Many emergency departments use ultrasound on a daily basis to assess patients. The FAST protocol and its variant e-FAST allow the rapid assessment of severe trauma patients. However, there is a lack of standardization in the different training programs and especially in the teaching of the FAST protocol [10].
Located in the retroperitoneum, the seminal vesicles contain fluid that can have a hypoechoic appearance in the ultrasound images of the male pelvis (Fig. 1, Additional file 1: video S1). Although poorly studied, this hypoechoic structure may be misinterpreted as free fluid. In male patients, free fluid is located in the Douglas pouch, never next to or directly above the prostate, but rather more cranially at the level of the bladder. Figure 2 shows a transverse ultrasound view of the male pelvis above the seminal vesicles, whereas Fig. 3 and Additional file 2: video S2 show a pathological ultrasound view of the male pelvis with free fluid. Our study suggests that the seminal vesicles are a potential POCUS pitfall when assessing the presence of free fluid in the male pelvis. Among the ultrasound images included in the survey, only the seminal vesicles could be the source of misinterpretation for free fluid. The completion of the survey by three external radiologists to confirm the quality of the chosen ultrasound transverse pelvic views gives methodological strength to this study.
Although participants were given information about the view and location of the ultrasound images as well as the gender of the volunteers, seminal vesicles were not specially mentioned in order to avoid influencing responses. All included participants described themselves as familiar with the FAST protocol, and only one participant had not received clinical ultrasound training.
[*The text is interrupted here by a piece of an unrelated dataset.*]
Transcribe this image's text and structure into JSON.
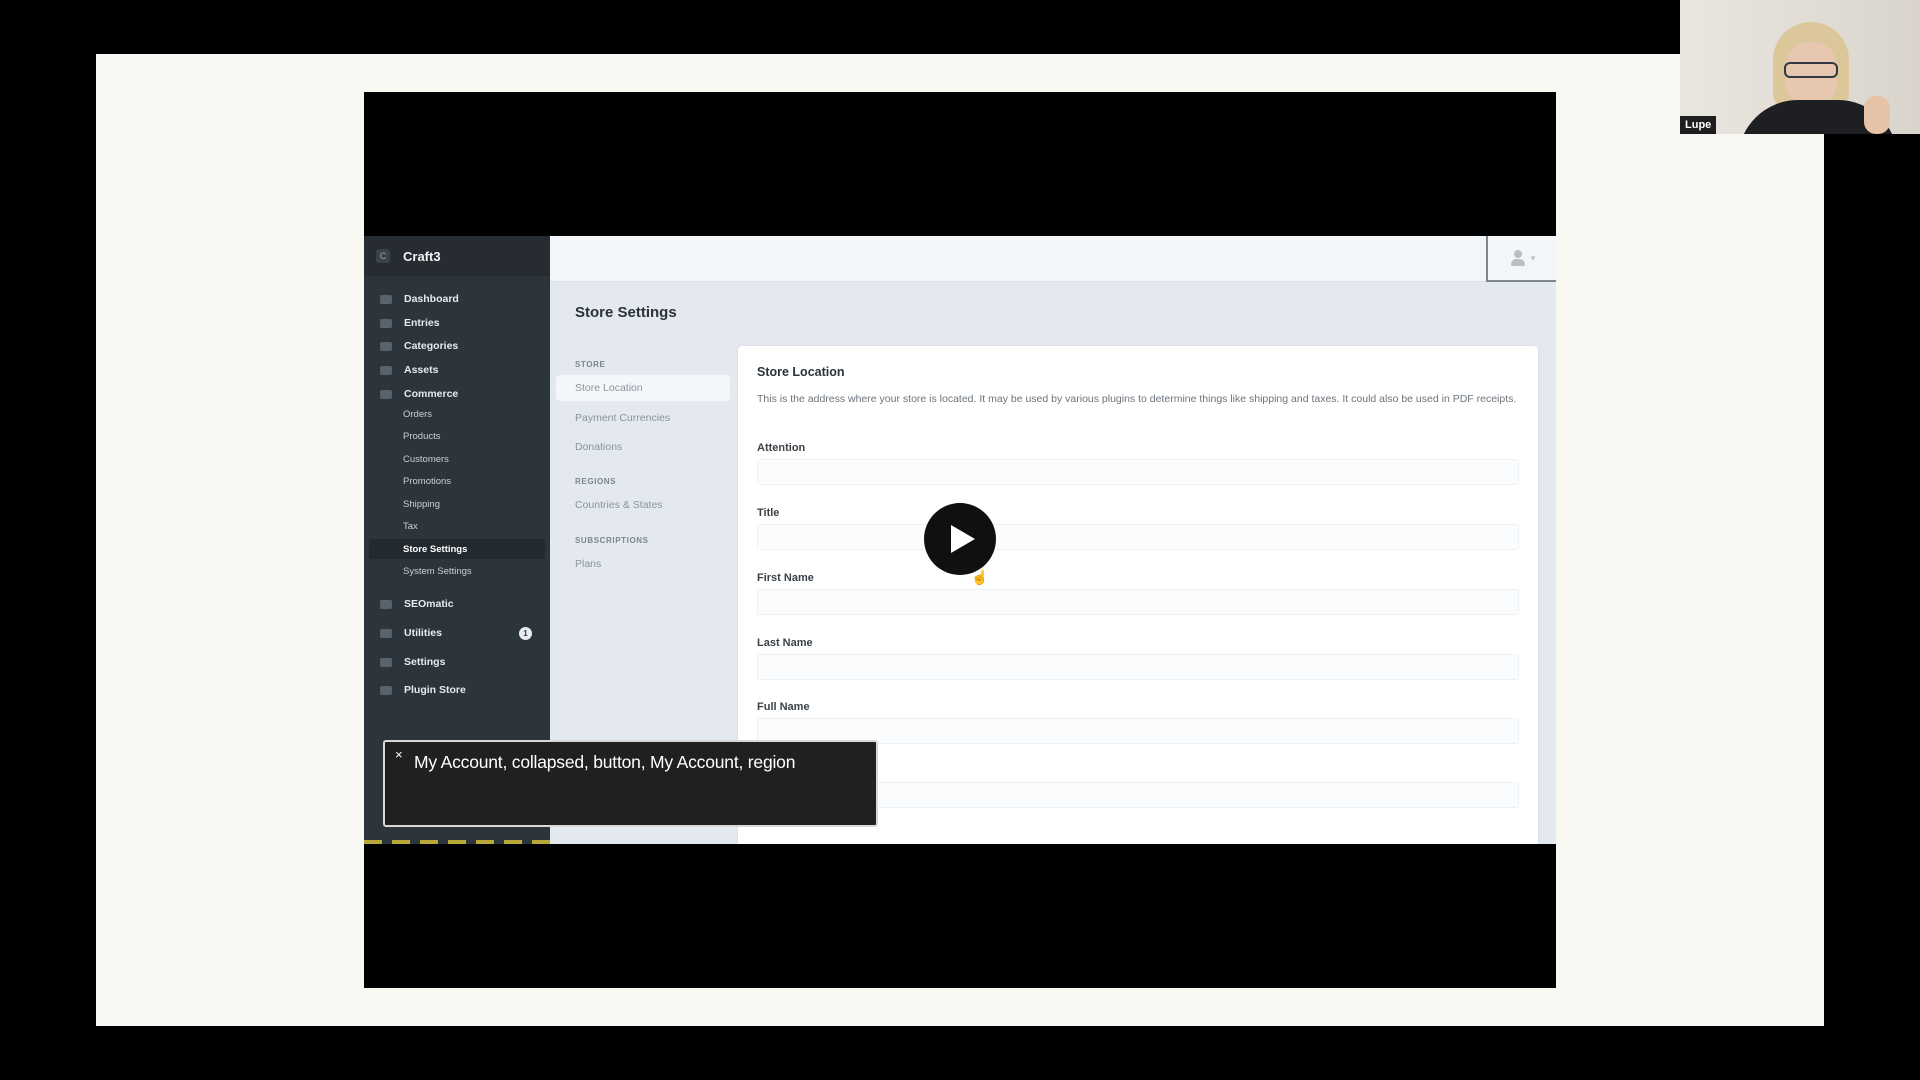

Participants’ knowledge may thus be considered representative of ultrasound training courses, as they had a heterogeneous background in ultrasound imaging. This study also significantly demonstrates that dynamic examinations of the pelvic region reduce the number of misinterpretations compared to static images. This enlightens the importance of using dynamic, rather than static, assessment of ultrasound images during a FAST examination. This dynamic assessment should cover the region. As the participants were not given the opportunity to repeat the survey or return to a previous question, their initial responses could not be changed after the subsequent viewing of static or dynamic images. Since this study only aims to highlight the false-positive rate, no pathological image was included in the survey.
The absence of a pathological image may nevertheless have influenced the certainty index of participants’ responses, as they may have interpreted images according to the following yes–no question: is free fluid visible in this transverse ultrasound image of the male pelvis? However, the survey used carefully chosen sentences to avoid influencing participants about the possible absence or presence of free fluid.
The exclusive use of a transverse section view without a longitudinal view may be cited as a limitation of this study. Indeed, the e-FAST protocol strictly recommends the use of a transverse view along with a longitudinal view to assess the presence of free fluid in the pelvis [13]. Complementary studies should therefore clarify whether the additional use of a longitudinal ultrasound view decreases the number of misinterpretations.
Another limitation of this study relates to its setting. Indeed, a questionnaire is far removed from the clinical setting. However, responses provided without the stress of a pathological setting could be considered even more accurate than answers given in the stress of a severe trauma assessment. Complementary studies are nevertheless required to avoid this bias. FAST and, more broadly, POCUS aim to clinically interpret the images obtained as part of a comprehensive approach to patient care. In addition, ultrasound is an operator-dependent examination, which gives the questionnaire setting of this study another substantial bias. This bias can be partially attenuated given that the quality of the images was independently and successfully validated by three radiologists.
Another limitation of this work is the selection bias due to the inclusion of physicians registered in the database of two ultrasound training providers in France and Belgium. This does not account for the fact that participants received training in these organizations. Indeed, the mailing lists of the organizations included participants with other courses’ background, although their proportion could not be assessed. Both organizations only offer short ultrasound training programs. The background heterogeneity is therefore substantial in the different subgroups.
Given the COVID-19 crisis, the follow-up email that was initially planned could not be returned by these two organizations.